I know this will fall on deaf ears, but I'll say it again anyway: if you want to become proficient with a tool you really do need to read and understand the manual.
"It may rely on assumptions"
some of the longest debugging sessions ... have been a result of relying on assumptions.
Mr smoked sardine,
the references to ANSI C had absolutely nothing to do with the point
Let me try to translate my statement to something a smoked sardine can understand: "it makes no sense to discontinue development because of a bug (perceived or real makes no difference) in the tools if there is a workaround"
Word alignment is NOT a C issue but an architecture issue.
Yes, but life isn't expected to be simple. Anything non-trivial has to be based on a number of assumptions.
We can't avoid assumptions. Just try to make good ones, and to qualify them. We can made risk assesments for a project - what if our assumptions about used hardware, used tools, available time, stability of customer requirements etc are wrong. We can document our code, specifying what assumptions we have made (or rat least realizes that we have made).

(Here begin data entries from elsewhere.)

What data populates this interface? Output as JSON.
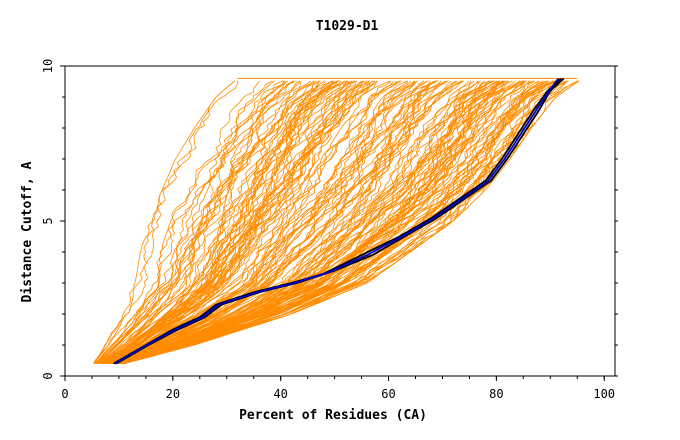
{
  "chart_data": {
    "type": "line",
    "title": "T1029-D1",
    "xlabel": "Percent of Residues (CA)",
    "ylabel": "Distance Cutoff, A",
    "xlim": [
      0,
      102
    ],
    "ylim": [
      0,
      10
    ],
    "x_ticks": [
      0,
      20,
      40,
      60,
      80,
      100
    ],
    "y_ticks": [
      0,
      5,
      10
    ],
    "grid": false,
    "legend": "none",
    "colors": {
      "models": "#ff8c00",
      "highlight_black": "#000000",
      "highlight_blue": "#0000cc"
    },
    "envelope": {
      "cutoffs": [
        0.4,
        1.0,
        2.0,
        3.0,
        4.0,
        5.0,
        6.0,
        7.0,
        8.0,
        9.0,
        9.6
      ],
      "left_x": [
        5,
        7,
        10,
        13,
        14,
        15.5,
        18,
        20.5,
        24,
        28,
        32
      ],
      "right_x": [
        11,
        24,
        42,
        56,
        64,
        72,
        78,
        82.5,
        86.5,
        91,
        96
      ]
    },
    "series": [
      {
        "color": "black",
        "x": [
          9,
          15,
          20,
          25,
          28,
          35,
          42,
          48,
          55,
          62,
          68,
          73,
          78,
          81,
          84,
          87,
          89.5,
          92
        ],
        "y": [
          0.4,
          1.0,
          1.5,
          1.9,
          2.3,
          2.7,
          3.0,
          3.3,
          3.9,
          4.5,
          5.1,
          5.7,
          6.3,
          7.0,
          7.8,
          8.6,
          9.2,
          9.6
        ]
      },
      {
        "color": "black",
        "x": [
          9.5,
          15.5,
          21,
          26,
          29,
          36,
          43,
          50,
          57,
          63,
          69,
          74,
          79,
          82,
          85,
          88,
          90,
          92.5
        ],
        "y": [
          0.4,
          1.0,
          1.5,
          1.9,
          2.3,
          2.7,
          3.0,
          3.4,
          3.9,
          4.5,
          5.1,
          5.7,
          6.3,
          7.0,
          7.8,
          8.6,
          9.2,
          9.6
        ]
      },
      {
        "color": "blue",
        "x": [
          9.2,
          15.2,
          20.5,
          25.5,
          28.5,
          35.5,
          42.5,
          49,
          56,
          62.5,
          68.5,
          73.5,
          78.5,
          81.5,
          84.5,
          87.5,
          89.8,
          91.5
        ],
        "y": [
          0.4,
          1.0,
          1.5,
          1.9,
          2.3,
          2.7,
          3.0,
          3.35,
          3.9,
          4.5,
          5.1,
          5.7,
          6.3,
          7.0,
          7.8,
          8.6,
          9.2,
          9.6
        ]
      }
    ]
  }
}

We can - if the hhardware permits - perform checked builds, that contains extra integrity-testing code. We can make use of the preprocessor. We can use regression testing...
While our job is to produce working - and economical - solutions, we can't ignore assumptions. If we think that there are no assumptions involved, then we have just made a very big, and very wrong assumption.
In short: it is almost impossible to write any non-trivial applications that are guaranteed to work on any existing platform that has an ANSI/ISO-conformant compiler.
It is nice that you see that I have a lot of experience.
If, on the other hand, you were trying to belittle me, you must have missed "BTW the 'error' was not mine, it occurred ... in my post.
Er5ik
True - But someone who builds up experience of such things can learn to more reliably determine the risk.
Just to follow on from my previous - Through experience I have determined that I don't have to put on my wellington boots before getting out of bed.
I would prefer to consider it a calculated risk.
I would not consider it wrong - I might, possibly, change my mind if I were to get my feet wet one morning ;)
True - But someone who builds up experience of such things can learn to more reliably determine the risk. there is nothing wrong with experience, if therte was, I would be up the creek re the '51 :)
Of course, were I to 'verify' my assumption that a char is 8 bits every time I type char, I would never get anywhere.
I can state my point in another way, which may be better: "when you see a bug, before anything else, verify the correctness of your assumptions"
The references to ANSI C had absolutely everything to do with my point, however.
No, that isn't a translation of what you said. It may be what you wish you had said, but it certainly doesn't reflect what you did say.
Word alignment is NOT a C issue
So, why did you complain to the compiler vendor about your problem?
Sadly you do seem to have a lot of experience of bugs which you should never have introduced into the code in the first place. Your assumption when something doesn't work as you expect is that the problem lies with the tools - this is quite typical of those who (as you admit openly, in fact you seem proud of it) haven't read the appropriate documentation.
Note that in this case the 'tool' is the 'C' language, and the 'appropriate documentation' is the definition of the language.
you must have missed "BTW the 'error' was not mine, it occurred ... in my post.
Yes, I noticed you try to salvage some credibility in a followup post.